October 7, 2013
Amazon plans to release a video streaming device in time for the holiday shopping season. The set-top box, which will reportedly look similar to a Roku player, will feature a platform that runs apps and content from a variety of sources. Amazon has approached multiple app developers and cable TV providers with the hopes of attaining partnerships. The device will be a vehicle for Amazon’s expanding video streaming service that puts the company in competition with Netflix.
“Plans for a device that would stream video were reported in April by The Wall Street Journal and other media outlets. Such a set-top box would broaden Amazon’s reach into the living room, where today it is dependent on other hardware makers to reach consumers watching video on TV sets. Providing a device of its own is a potentially crucial component to Amazon’s ambition of expanding beyond its core online marketplace business,” explains The Wall Street Journal.
At present the set-top box does not have a release date, nor does it have an estimated price. Amazon CEO Jeff Bezos claims that he likes to sell products at close to the manufacturing cost and then make profit through the sale of services available through the hardware.
“Roku sells its set-top devices for as little as $50, while Apple Inc. offers its Apple TV for $99. Such devices reach the Internet using Wi-Fi or Ethernet connections, through which video and music can be streamed to televisions. Subscriptions to streaming video or music services like Netflix and Pandora Media Inc. cost extra,” reports WSJ.
A major reason why Amazon wants to release the set-top box is to boost its Prime membership. “The $79-per-year service offers thousands of movies and television shows for streaming, as well as two-day shipping on many items and, analysts say, compels users to buy more goods through Amazon.”
While Amazon may release a remote control, the box can also be controlled with apps on smartphones and tablets. Bezos has demonstrated aspects of the Kindle Fire that allow it to function like a remote control.
“Streaming video has been an increasing focus for Amazon, which has been racing to distinguish itself from rivals Netflix, Hulu LLC and others with exclusive content deals and a slate of television pilots that are set to become available starting later this year,” notes the article. “That mirrors a similar strategy by Netflix which has won acclaim for its proprietary series, like ‘Orange Is the New Black’ and ‘House of Cards,’ which garnered an Emmy nod.”

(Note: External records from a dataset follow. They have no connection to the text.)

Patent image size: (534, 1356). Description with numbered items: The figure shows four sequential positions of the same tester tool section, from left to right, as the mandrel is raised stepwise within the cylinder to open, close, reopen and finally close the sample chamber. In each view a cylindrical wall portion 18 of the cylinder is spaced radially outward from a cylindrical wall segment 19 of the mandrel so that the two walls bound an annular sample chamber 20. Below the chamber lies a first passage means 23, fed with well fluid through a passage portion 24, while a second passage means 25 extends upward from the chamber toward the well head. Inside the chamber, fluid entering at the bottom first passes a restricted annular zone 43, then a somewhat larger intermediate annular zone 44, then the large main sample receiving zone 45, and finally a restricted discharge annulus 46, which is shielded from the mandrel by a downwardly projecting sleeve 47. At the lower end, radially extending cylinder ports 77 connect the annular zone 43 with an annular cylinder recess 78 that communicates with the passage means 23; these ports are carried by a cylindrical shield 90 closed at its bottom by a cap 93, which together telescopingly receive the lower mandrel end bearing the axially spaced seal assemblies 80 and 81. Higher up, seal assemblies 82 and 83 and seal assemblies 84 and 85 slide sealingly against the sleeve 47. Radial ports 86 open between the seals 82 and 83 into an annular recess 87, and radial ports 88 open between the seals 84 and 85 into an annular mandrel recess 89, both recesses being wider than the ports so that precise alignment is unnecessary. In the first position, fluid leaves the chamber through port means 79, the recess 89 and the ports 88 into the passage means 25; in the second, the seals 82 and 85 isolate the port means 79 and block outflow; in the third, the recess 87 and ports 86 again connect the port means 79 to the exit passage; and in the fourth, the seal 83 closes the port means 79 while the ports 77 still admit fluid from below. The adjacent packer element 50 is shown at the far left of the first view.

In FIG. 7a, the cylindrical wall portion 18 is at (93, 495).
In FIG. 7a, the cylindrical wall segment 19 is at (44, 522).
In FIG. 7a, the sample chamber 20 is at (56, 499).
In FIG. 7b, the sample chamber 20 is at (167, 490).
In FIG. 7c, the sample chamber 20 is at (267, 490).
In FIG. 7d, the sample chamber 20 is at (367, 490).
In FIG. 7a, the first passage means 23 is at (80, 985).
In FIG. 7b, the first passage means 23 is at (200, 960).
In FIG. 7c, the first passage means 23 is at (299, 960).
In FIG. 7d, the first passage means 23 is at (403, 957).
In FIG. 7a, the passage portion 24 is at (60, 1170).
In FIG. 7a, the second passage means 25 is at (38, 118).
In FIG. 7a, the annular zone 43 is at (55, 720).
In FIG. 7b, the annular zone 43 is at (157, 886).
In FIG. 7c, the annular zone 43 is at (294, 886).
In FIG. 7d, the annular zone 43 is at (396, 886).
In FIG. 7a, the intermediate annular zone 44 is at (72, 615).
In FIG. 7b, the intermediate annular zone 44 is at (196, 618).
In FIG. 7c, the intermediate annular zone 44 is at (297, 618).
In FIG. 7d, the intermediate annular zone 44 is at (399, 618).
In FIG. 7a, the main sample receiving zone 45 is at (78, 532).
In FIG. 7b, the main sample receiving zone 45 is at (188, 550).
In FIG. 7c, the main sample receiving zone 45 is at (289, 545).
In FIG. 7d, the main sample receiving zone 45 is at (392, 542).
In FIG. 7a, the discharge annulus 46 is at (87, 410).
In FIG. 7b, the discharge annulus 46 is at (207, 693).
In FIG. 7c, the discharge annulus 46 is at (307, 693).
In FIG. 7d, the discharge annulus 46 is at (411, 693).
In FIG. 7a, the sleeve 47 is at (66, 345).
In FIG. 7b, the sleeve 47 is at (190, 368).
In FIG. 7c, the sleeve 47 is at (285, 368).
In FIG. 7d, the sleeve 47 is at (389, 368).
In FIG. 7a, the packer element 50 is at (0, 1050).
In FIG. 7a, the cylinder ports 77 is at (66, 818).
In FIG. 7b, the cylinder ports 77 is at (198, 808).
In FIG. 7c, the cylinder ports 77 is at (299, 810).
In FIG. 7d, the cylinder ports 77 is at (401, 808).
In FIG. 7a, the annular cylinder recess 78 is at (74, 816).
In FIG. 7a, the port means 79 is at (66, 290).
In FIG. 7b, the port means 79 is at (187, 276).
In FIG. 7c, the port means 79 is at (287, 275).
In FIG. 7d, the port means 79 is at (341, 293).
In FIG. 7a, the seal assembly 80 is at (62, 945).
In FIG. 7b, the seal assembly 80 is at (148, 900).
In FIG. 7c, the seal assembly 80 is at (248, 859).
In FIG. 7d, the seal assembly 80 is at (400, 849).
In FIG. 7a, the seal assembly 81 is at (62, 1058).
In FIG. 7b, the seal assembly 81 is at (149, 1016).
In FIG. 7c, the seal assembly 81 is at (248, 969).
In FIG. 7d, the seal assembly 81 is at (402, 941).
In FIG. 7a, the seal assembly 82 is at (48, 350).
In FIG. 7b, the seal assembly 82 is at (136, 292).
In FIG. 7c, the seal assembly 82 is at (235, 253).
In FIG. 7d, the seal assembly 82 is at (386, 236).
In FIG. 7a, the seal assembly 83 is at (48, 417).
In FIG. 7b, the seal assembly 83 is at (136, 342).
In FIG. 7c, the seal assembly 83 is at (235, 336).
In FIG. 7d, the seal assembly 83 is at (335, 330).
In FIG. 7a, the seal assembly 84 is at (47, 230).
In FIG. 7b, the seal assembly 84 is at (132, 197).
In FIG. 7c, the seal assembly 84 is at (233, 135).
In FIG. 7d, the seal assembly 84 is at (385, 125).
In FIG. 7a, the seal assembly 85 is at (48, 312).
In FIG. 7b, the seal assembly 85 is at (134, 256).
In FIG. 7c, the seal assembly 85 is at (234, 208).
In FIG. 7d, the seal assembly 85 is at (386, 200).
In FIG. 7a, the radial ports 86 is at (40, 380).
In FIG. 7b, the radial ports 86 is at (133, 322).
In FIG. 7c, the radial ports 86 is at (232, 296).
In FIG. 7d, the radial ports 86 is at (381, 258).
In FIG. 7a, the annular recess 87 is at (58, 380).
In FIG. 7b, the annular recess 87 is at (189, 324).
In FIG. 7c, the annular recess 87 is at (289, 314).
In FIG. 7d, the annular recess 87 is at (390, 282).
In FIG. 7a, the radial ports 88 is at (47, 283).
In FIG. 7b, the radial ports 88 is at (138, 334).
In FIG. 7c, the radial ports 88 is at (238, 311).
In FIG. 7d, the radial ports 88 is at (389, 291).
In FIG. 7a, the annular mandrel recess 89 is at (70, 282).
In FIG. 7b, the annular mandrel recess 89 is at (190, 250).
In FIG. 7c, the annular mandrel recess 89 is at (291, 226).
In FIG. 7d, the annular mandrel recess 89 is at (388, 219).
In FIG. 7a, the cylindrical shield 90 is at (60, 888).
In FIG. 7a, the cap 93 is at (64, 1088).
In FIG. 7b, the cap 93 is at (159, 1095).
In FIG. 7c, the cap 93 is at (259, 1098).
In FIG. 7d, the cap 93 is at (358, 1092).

Amazon users can currently stream content through smart TVs, devices like the Roku player, or game consoles such as Microsoft’s Xbox. With its own streaming player, Amazon could collect additional customer data and attract new apps.
“If Amazon can produce a box that will have a truly complete package of streaming sources, that would be very compelling,” said Michael Pachter, a Wedbush Securities analyst. “This fits into their vision of dominating the competition in every area.”
Amazon is also reportedly planning two smartphones and an audio-only streaming device.